Patient, Technology Groups Push To Expand Digital Care
Various groups see telemedicine as a potential boon for people with complex chronic diseases who have difficulty getting to the doctor. But there are hurdles from Medicare payment rules to state licensing restrictions.
The Associated Press: The Doctor Will See You Now Via Webcam, Smartphone
Now patient groups and technology advocates are pushing to expand the digital care to people with complex chronic diseases that make a doctor’s trip more than just an inconvenience. Among the hurdles: While Medicare covers some forms of telehealth, it doesn’t typically pay for in-home video exams. Plus, doctors who practice by video-chat must be licensed in whatever states their long-distance patients live. Some states restrict the kind of care and prescribing available via telemedicine (5/12).
WBUR: Author Robin Cook: When Your Smartphone Becomes Your Doctor
Some doctors might tell you that their electronic medical record systems have already plunged them into a horror story along the lines of a “Coma”-like Robin Cook thriller. Dr. Cook himself sounds the alarm about the possible dangers of high-tech health tools in his latest bestseller, “Cell.” (As in cell phone. As in an app that functions as your dream doctor. Except when things go wrong in that sinister Robin-Cook-ish way.)… We chatted at a lunch last week for the Friends of the Newton Free Library, where Dr. Cook taught a rapt audience the rudiments of thriller-writing (Goldberg, 5/12).
The Wall Street Journal’s Venture Capital Dispatch: Health Software Funding, Driven By Obamacare, Hits Post-Dot-Com High
One of the less-divisive outcomes of the Affordable Care Act has been the law’s spurring of a new generation of health-care software startups. Prompted by the ACA, better known as Obamacare, the U.S. health-care industry is relying on startups with technology to ease its transition into a new era. Health-software startups, in turn, are relying on venture capitalists at a rate not seen in more than 13 years. Such companies raised $237.5 million in the first quarter of 2013, the most raised in any single quarter since 2000, according to Dow Jones VentureSource (Zinsli, 5/12).
The Wall Street Journal’s The Informed Patient: Interactive Video Helps Patients Get Access To Medical Specialists
Even in some major population centers, medical specialists are in short supply in fields including high-risk pregnancy, behavioral health and neurology. A shortage of nearly 65,000 nonprimary-care specialists is projected by 2025, the Association of American Medical Colleges says. Big health-care systems, where most specialists work, are turning to interactive video consultations to give patients high-quality ongoing care for complex problems without requiring them to travel long distances or wait months for an appointment (Landro, 5/12).

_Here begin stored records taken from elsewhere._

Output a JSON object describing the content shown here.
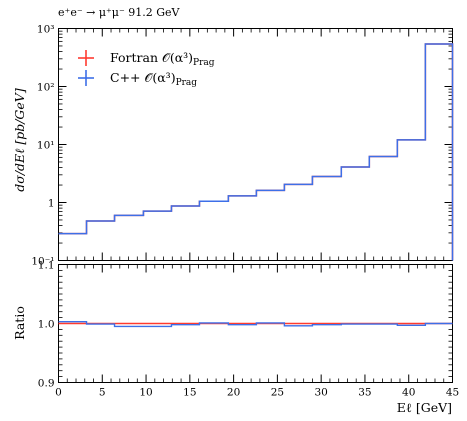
{
  "chart_data": [
    {
      "type": "line",
      "panel": "main",
      "title": "e⁺e⁻ → μ⁺μ⁻ 91.2 GeV",
      "ylabel": "dσ/dEℓ [pb/GeV]",
      "yscale": "log",
      "ylim": [
        0.1,
        1000
      ],
      "xlim": [
        0,
        45
      ],
      "y_ticks": [
        {
          "value": 0.1,
          "label": "10⁻¹"
        },
        {
          "value": 1,
          "label": "1"
        },
        {
          "value": 10,
          "label": "10¹"
        },
        {
          "value": 100,
          "label": "10²"
        },
        {
          "value": 1000,
          "label": "10³"
        }
      ],
      "bin_edges": [
        0,
        3.2,
        6.4,
        9.7,
        12.9,
        16.1,
        19.4,
        22.6,
        25.8,
        29.0,
        32.3,
        35.5,
        38.7,
        41.9,
        45
      ],
      "legend_position": "top-left",
      "series": [
        {
          "name": "Fortran 𝒪(α³)",
          "name_sub": "Prag",
          "color": "#ff3b30",
          "values": [
            0.29,
            0.48,
            0.6,
            0.71,
            0.87,
            1.05,
            1.3,
            1.62,
            2.05,
            2.8,
            4.1,
            6.2,
            12.0,
            540
          ]
        },
        {
          "name": "C++ 𝒪(α³)",
          "name_sub": "Prag",
          "color": "#3d6fe8",
          "values": [
            0.29,
            0.48,
            0.6,
            0.71,
            0.87,
            1.05,
            1.3,
            1.62,
            2.05,
            2.8,
            4.1,
            6.2,
            12.0,
            540
          ]
        }
      ]
    },
    {
      "type": "line",
      "panel": "ratio",
      "ylabel": "Ratio",
      "xlabel": "Eℓ [GeV]",
      "ylim": [
        0.9,
        1.1
      ],
      "xlim": [
        0,
        45
      ],
      "y_ticks": [
        {
          "value": 0.9,
          "label": "0.9"
        },
        {
          "value": 1.0,
          "label": "1.0"
        },
        {
          "value": 1.1,
          "label": "1.1"
        }
      ],
      "x_ticks": [
        {
          "value": 0,
          "label": "0"
        },
        {
          "value": 5,
          "label": "5"
        },
        {
          "value": 10,
          "label": "10"
        },
        {
          "value": 15,
          "label": "15"
        },
        {
          "value": 20,
          "label": "20"
        },
        {
          "value": 25,
          "label": "25"
        },
        {
          "value": 30,
          "label": "30"
        },
        {
          "value": 35,
          "label": "35"
        },
        {
          "value": 40,
          "label": "40"
        },
        {
          "value": 45,
          "label": "45"
        }
      ],
      "bin_edges": [
        0,
        3.2,
        6.4,
        9.7,
        12.9,
        16.1,
        19.4,
        22.6,
        25.8,
        29.0,
        32.3,
        35.5,
        38.7,
        41.9,
        45
      ],
      "series": [
        {
          "name": "Fortran 𝒪(α³)",
          "color": "#ff3b30",
          "values": [
            1.0,
            1.0,
            1.0,
            1.0,
            1.0,
            1.0,
            1.0,
            1.0,
            1.0,
            1.0,
            1.0,
            1.0,
            1.0,
            1.0
          ]
        },
        {
          "name": "C++ 𝒪(α³)",
          "color": "#3d6fe8",
          "values": [
            1.003,
            0.999,
            0.995,
            0.995,
            0.998,
            1.001,
            0.998,
            1.001,
            0.996,
            0.998,
            0.999,
            0.999,
            0.997,
            1.0
          ]
        }
      ]
    }
  ]
}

The Associated Press: Mercy Plans Suburban St. Louis Telemedicine Center
A suburban St. Louis hospital chain is preparing to begin construction of a virtual care center that seeks to address a shortage of doctors — particularly specialists — by offering telemedicine to underserved regions of the country. Mercy Health is breaking ground Tuesday on a $50 million four-story, 120,000-square-foot telemedicine center in Chesterfield, Missouri. Plans call for the center to open next year with nearly 300 physicians, nurses and support staff. The doctor shortage is acute in rural areas. A 2010 report by the Missouri Department of Health and Senior Services showed that only 18 percent of Missouri's primary care physicians were in rural areas, and specialists are even harder to come by (5/12).
Meanwhile, the Pentagon is readying an $11B contract to overhaul its digital record system -
Politico: DOD Seeks To Overhaul eHealth Records System
The Pentagon is readying an $11 billion contract to overhaul its electronic health records system, the biggest federal IT job since last fall’s HealthCare.gov debacle and one that will test the administration’s procurement finesse. DOD will issue a final request for proposals late this summer for the project aimed at arming military medicine with state-of-the-art records (Grasgreen, 5/12).